In a 53-page report about Abu Ghraib completed in February, Maj. Gen. Antonio M. Taguba noted that some abuse of detainees went beyond anything we might construe as mere hazing and probably meets most definitions of torture. One excerpt, for example, reads:

“Breaking chemical lights and pouring the phosphoric liquid on detainees; pouring cold water on naked detainees; beating detainees with a broom handle and a chair; threatening male detainees with rape . . . sodomizing a detainee with a chemical light and perhaps a broom stick . . .”

No, it’s not Saddam’s plastic shredder, but these examples clearly violate the Geneva Conventions, that tenuous thread to civilization to which we cling during wartime. Heads should roll, publicly and swiftly.

Meanwhile, the other psychological tortures — the dehumanizing images of naked men forced to perform as sex slaves — have provoked the most outrage in the Arab world where men being naked in front of other men is deeply humiliating.

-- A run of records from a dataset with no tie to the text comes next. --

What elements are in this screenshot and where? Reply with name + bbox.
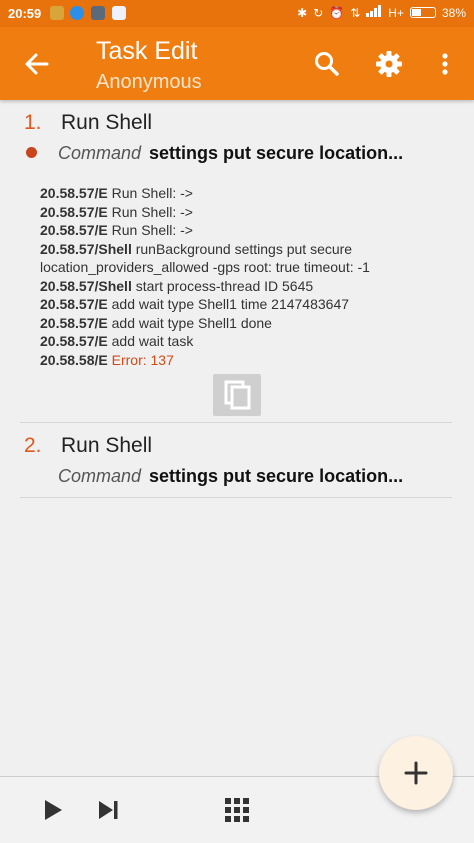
- param-value: settings put secure location...: [149, 143, 404, 163]
- add-action-button[interactable]: [379, 736, 453, 810]
- action-parameter: Command settings put secure location...: [58, 143, 403, 164]
- action-list: 1. Run Shell Command settings put secure …: [0, 100, 474, 776]
- signal-icon: [366, 5, 382, 20]
- param-key: Command: [58, 143, 142, 163]
- log-line: 20.58.57/E add wait type Shell1 time 214…: [40, 296, 350, 312]
- status-time: 20:59: [8, 6, 42, 21]
- notification-app-icon: [70, 6, 84, 20]
- param-value: settings put secure location...: [149, 466, 404, 486]
- status-icons: ✱ ↻ ⏰ ⇅ H+ 38%: [297, 5, 466, 20]
- action-number: 2.: [24, 434, 42, 457]
- data-arrows-icon: ⇅: [350, 5, 361, 20]
- back-arrow-icon[interactable]: [22, 49, 52, 79]
- play-icon[interactable]: [40, 797, 66, 823]
- skip-next-icon[interactable]: [96, 797, 122, 823]
- battery-fill: [411, 9, 422, 16]
- page-subtitle: Anonymous: [96, 71, 202, 93]
- search-icon[interactable]: [312, 49, 342, 79]
- log-line: 20.58.57/E Run Shell: ->: [40, 185, 193, 201]
- log-line: 20.58.57/Shell start process-thread ID 5…: [40, 277, 314, 294]
- log-line: 20.58.57/E Run Shell: ->: [40, 222, 193, 238]
- grid-icon[interactable]: [224, 797, 250, 823]
- overflow-menu-icon[interactable]: [430, 49, 460, 79]
- action-name: Run Shell: [61, 434, 153, 457]
- battery-percent: 38%: [441, 5, 466, 20]
- log-line-error: 20.58.58/E Error: 137: [40, 351, 174, 368]
- param-key: Command: [58, 466, 142, 486]
- app-bar: Task Edit Anonymous: [0, 27, 474, 100]
- action-item[interactable]: 2. Run Shell Command settings put secure …: [20, 431, 452, 498]
- gear-icon[interactable]: [374, 49, 404, 79]
- log-line: 20.58.57/Shell runBackground settings pu…: [40, 240, 353, 257]
- divider: [20, 497, 452, 498]
- alarm-icon: ⏰: [329, 5, 345, 20]
- sync-off-icon: ↻: [313, 5, 324, 20]
- copy-log-button[interactable]: [213, 374, 261, 416]
- log-line: location_providers_allowed -gps root: tr…: [40, 259, 370, 275]
- action-name: Run Shell: [61, 111, 153, 134]
- action-number: 1.: [24, 111, 42, 134]
- plus-icon: [404, 761, 428, 785]
- divider: [20, 422, 452, 423]
- action-item[interactable]: 1. Run Shell Command settings put secure …: [20, 108, 452, 423]
- battery-icon: [409, 7, 436, 18]
- log-line: 20.58.57/E Run Shell: ->: [40, 203, 193, 220]
- action-parameter: Command settings put secure location...: [58, 466, 403, 487]
- log-line: 20.58.57/E add wait type Shell1 done: [40, 314, 272, 331]
- log-line: 20.58.57/E add wait task: [40, 333, 194, 349]
- network-type: H+: [388, 5, 404, 20]
- notification-app-icon: [91, 6, 105, 20]
- status-bar: 20:59 ✱ ↻ ⏰ ⇅ H+ 38%: [0, 0, 474, 27]
- breakpoint-dot[interactable]: [26, 147, 37, 158]
- bluetooth-icon: ✱: [297, 5, 308, 20]
- notification-app-icon: [112, 6, 126, 20]
- notification-app-icon: [50, 6, 64, 20]
- page-title: Task Edit: [96, 37, 198, 65]
- run-log: 20.58.57/E Run Shell: -> 20.58.57/E Run …: [40, 184, 440, 369]
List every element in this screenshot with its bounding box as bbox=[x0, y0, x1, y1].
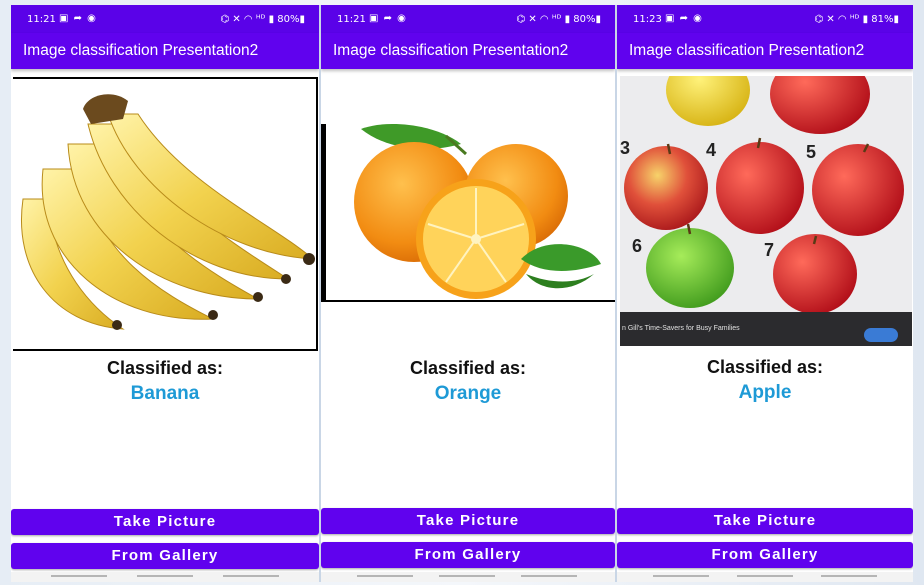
from-gallery-button[interactable]: From Gallery bbox=[321, 542, 615, 568]
classified-as-label: Classified as: bbox=[409, 358, 527, 378]
notification-icons: ▣ ➦ ◉ bbox=[59, 13, 97, 24]
gesture-nav-bar bbox=[11, 572, 319, 582]
take-picture-button[interactable]: Take Picture bbox=[11, 509, 319, 535]
apple-number-5: 5 bbox=[806, 142, 816, 162]
oranges-image bbox=[321, 124, 615, 302]
phone-screen-banana: 11:21 ▣ ➦ ◉ ⌬ ✕ ◠ ᴴᴰ ▮ 80%▮ Image classi… bbox=[11, 5, 319, 582]
apple-number-3: 3 bbox=[620, 138, 630, 158]
from-gallery-button[interactable]: From Gallery bbox=[11, 543, 319, 569]
system-status-icons: ⌬ ✕ ◠ ᴴᴰ ▮ 80%▮ bbox=[516, 14, 601, 25]
classified-as-label: Classified as: bbox=[106, 358, 224, 378]
app-bar: Image classification Presentation2 bbox=[617, 33, 913, 69]
classified-as-label: Classified as: bbox=[706, 357, 824, 377]
status-time: 11:21 bbox=[27, 14, 56, 25]
app-title: Image classification Presentation2 bbox=[333, 42, 569, 59]
take-picture-button[interactable]: Take Picture bbox=[617, 508, 913, 534]
gesture-nav-bar bbox=[617, 572, 913, 582]
apple-number-4: 4 bbox=[706, 140, 716, 160]
classification-result: Banana bbox=[130, 383, 200, 404]
app-title: Image classification Presentation2 bbox=[629, 42, 865, 59]
status-bar: 11:21 ▣ ➦ ◉ ⌬ ✕ ◠ ᴴᴰ ▮ 80%▮ bbox=[11, 5, 319, 33]
apple-number-6: 6 bbox=[632, 236, 642, 256]
status-time: 11:21 bbox=[337, 14, 366, 25]
status-time: 11:23 bbox=[633, 14, 662, 25]
app-title: Image classification Presentation2 bbox=[23, 42, 259, 59]
from-gallery-button[interactable]: From Gallery bbox=[617, 542, 913, 568]
gesture-nav-bar bbox=[321, 572, 615, 582]
status-bar: 11:23 ▣ ➦ ◉ ⌬ ✕ ◠ ᴴᴰ ▮ 81%▮ bbox=[617, 5, 913, 33]
system-status-icons: ⌬ ✕ ◠ ᴴᴰ ▮ 80%▮ bbox=[220, 14, 305, 25]
system-status-icons: ⌬ ✕ ◠ ᴴᴰ ▮ 81%▮ bbox=[814, 14, 899, 25]
status-bar: 11:21 ▣ ➦ ◉ ⌬ ✕ ◠ ᴴᴰ ▮ 80%▮ bbox=[321, 5, 615, 33]
apple-number-7: 7 bbox=[764, 240, 774, 260]
notification-icons: ▣ ➦ ◉ bbox=[665, 13, 703, 24]
classification-result: Orange bbox=[434, 383, 502, 404]
phone-screen-orange: 11:21 ▣ ➦ ◉ ⌬ ✕ ◠ ᴴᴰ ▮ 80%▮ Image classi… bbox=[321, 5, 615, 582]
app-bar: Image classification Presentation2 bbox=[321, 33, 615, 69]
image-caption: n Gill's Time-Savers for Busy Families bbox=[622, 325, 740, 332]
classification-result: Apple bbox=[738, 382, 792, 403]
apples-on-screen-image: 3 4 5 6 7 n Gill's Time-Savers for Busy … bbox=[620, 76, 912, 346]
banana-bunch-image bbox=[13, 77, 318, 351]
notification-icons: ▣ ➦ ◉ bbox=[369, 13, 407, 24]
app-bar: Image classification Presentation2 bbox=[11, 33, 319, 69]
phone-screen-apple: 11:23 ▣ ➦ ◉ ⌬ ✕ ◠ ᴴᴰ ▮ 81%▮ Image classi… bbox=[617, 5, 913, 582]
take-picture-button[interactable]: Take Picture bbox=[321, 508, 615, 534]
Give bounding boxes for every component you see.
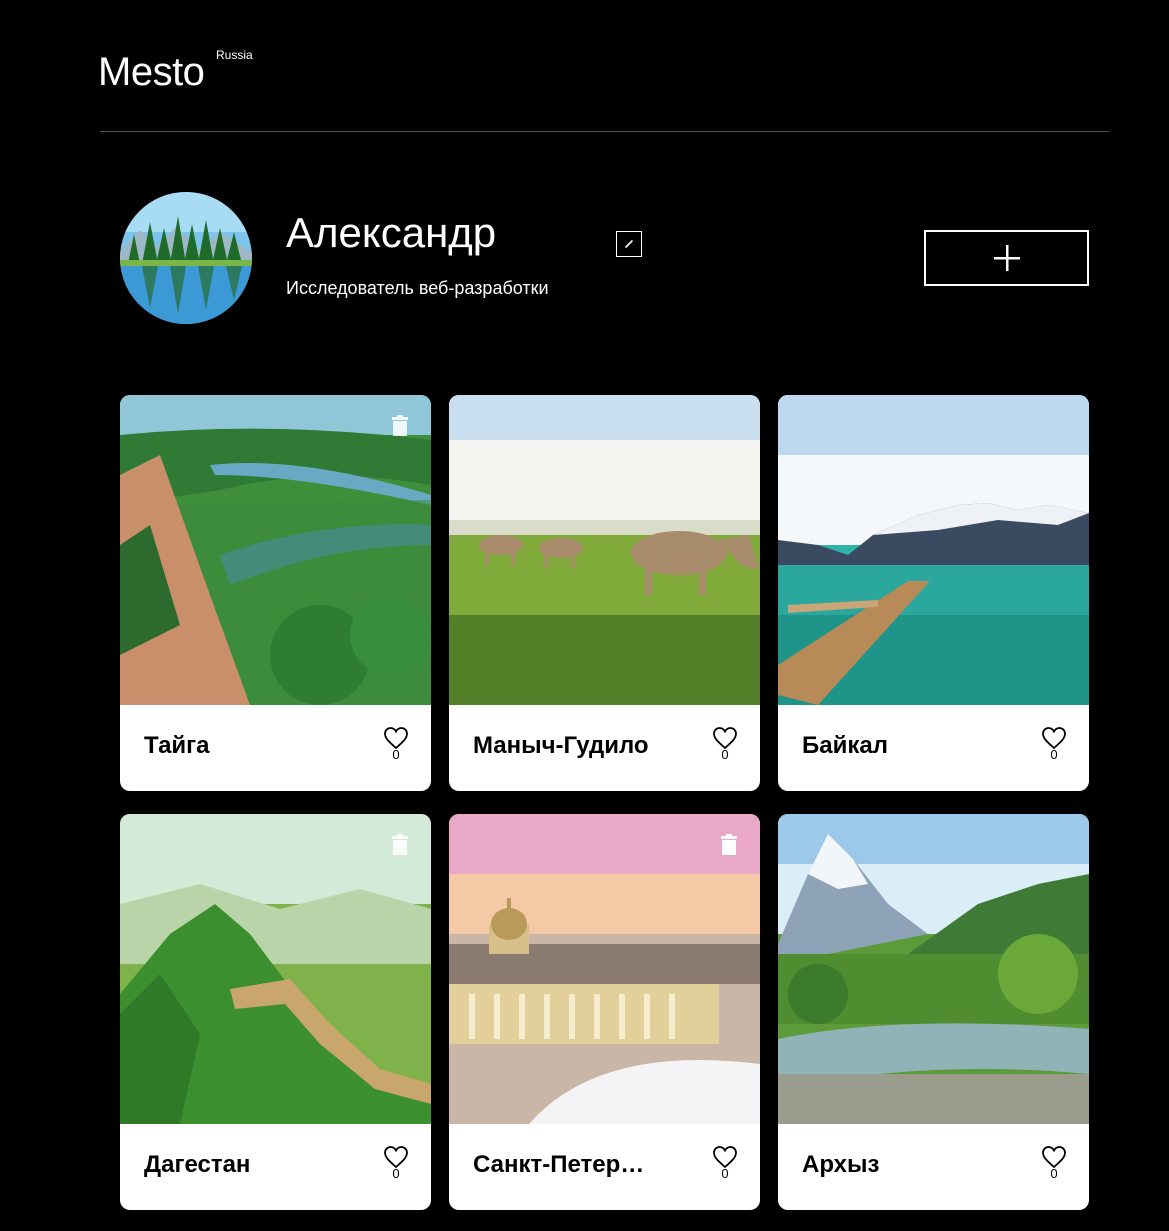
card-title: Архыз xyxy=(802,1151,880,1178)
place-card: Тайга 0 xyxy=(120,395,431,791)
place-card: Маныч-Гудило 0 xyxy=(449,395,760,791)
like-group: 0 xyxy=(381,726,411,762)
like-group: 0 xyxy=(381,1145,411,1181)
site-header: Mesto Russia xyxy=(98,0,1109,132)
like-group: 0 xyxy=(1039,1145,1069,1181)
place-card: Архыз 0 xyxy=(778,814,1089,1210)
like-count: 0 xyxy=(392,1166,400,1181)
avatar[interactable] xyxy=(120,192,252,324)
card-title: Тайга xyxy=(144,732,210,759)
card-image[interactable] xyxy=(120,814,431,1124)
pencil-icon xyxy=(624,239,634,249)
profile-name: Александр xyxy=(286,209,497,256)
trash-icon xyxy=(392,834,408,855)
edit-profile-button[interactable] xyxy=(616,231,642,257)
plus-icon xyxy=(993,245,1020,271)
card-title: Санкт-Петер… xyxy=(473,1151,645,1178)
place-card: Санкт-Петер… 0 xyxy=(449,814,760,1210)
card-image[interactable] xyxy=(778,395,1089,705)
delete-card-button[interactable] xyxy=(389,834,411,856)
like-count: 0 xyxy=(1050,747,1058,762)
logo-region: Russia xyxy=(216,48,253,62)
like-count: 0 xyxy=(392,747,400,762)
delete-card-button[interactable] xyxy=(389,415,411,437)
card-image[interactable] xyxy=(449,395,760,705)
card-image[interactable] xyxy=(449,814,760,1124)
trash-icon xyxy=(392,415,408,436)
like-group: 0 xyxy=(1039,726,1069,762)
like-group: 0 xyxy=(710,1145,740,1181)
trash-icon xyxy=(721,834,737,855)
like-count: 0 xyxy=(721,747,729,762)
avatar-image xyxy=(120,192,252,324)
like-group: 0 xyxy=(710,726,740,762)
card-image[interactable] xyxy=(120,395,431,705)
card-image[interactable] xyxy=(778,814,1089,1124)
like-count: 0 xyxy=(721,1166,729,1181)
delete-card-button[interactable] xyxy=(718,834,740,856)
card-title: Дагестан xyxy=(144,1151,251,1178)
card-title: Байкал xyxy=(802,732,888,759)
profile-about: Исследователь веб-разработки xyxy=(286,278,549,298)
place-card: Дагестан 0 xyxy=(120,814,431,1210)
add-card-button[interactable] xyxy=(924,230,1089,286)
like-count: 0 xyxy=(1050,1166,1058,1181)
logo: Mesto xyxy=(98,50,205,94)
card-title: Маныч-Гудило xyxy=(473,732,649,759)
place-card: Байкал 0 xyxy=(778,395,1089,791)
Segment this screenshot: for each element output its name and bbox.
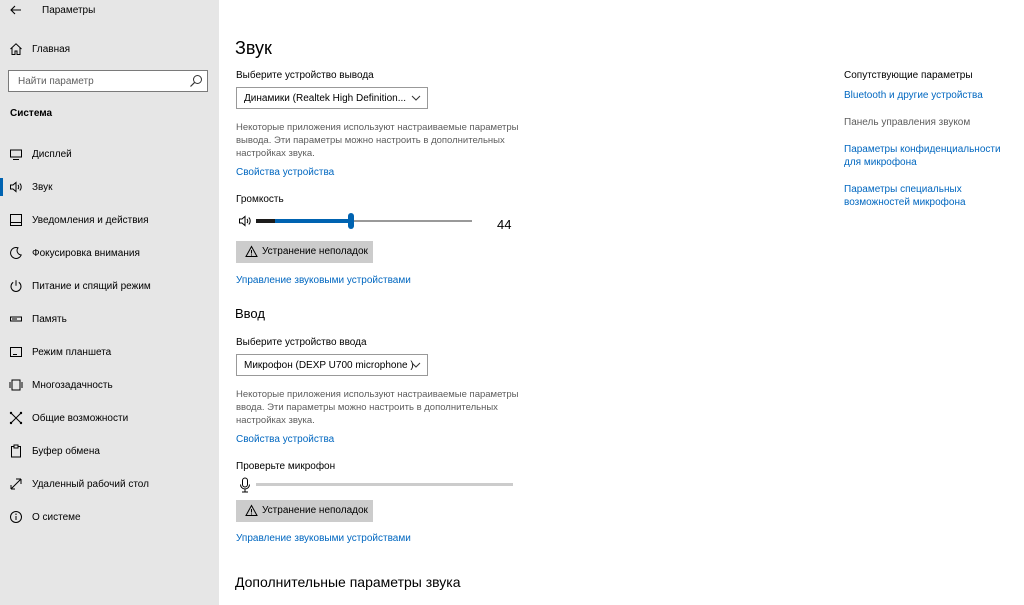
advanced-sound-heading: Дополнительные параметры звука xyxy=(235,574,461,590)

Being forced into the posture of a woman is as bad as it gets.

How did such depravity come to pass? How could our bright and brave young people come to behave so stupidly? While some claim they were merely following orders, surely those orders didn’t include posing for pictures. At the same time they’re displaying for their pictorial diaries, the soldiers seem bereft of historical conscience, unburdened by any awareness of larger — and lethal — contexts into which their frat-house scrapbooks might be placed.

To them, it seems, Abu Ghraib was just another photo op, an after-hours party sans grown-ups to inhibit their jaunty trip through a Hieronymus Bosch garden of perverse delights. Farrelly, farrelly, farrelly, farrelly life is but a dream.

We can’t blame America’s culture entirely, but as we’re trying to change the hearts and minds of others, we might take a closer look at our own. You can’t steep a teabag in sewerage and expect it to taste like Earl Gray.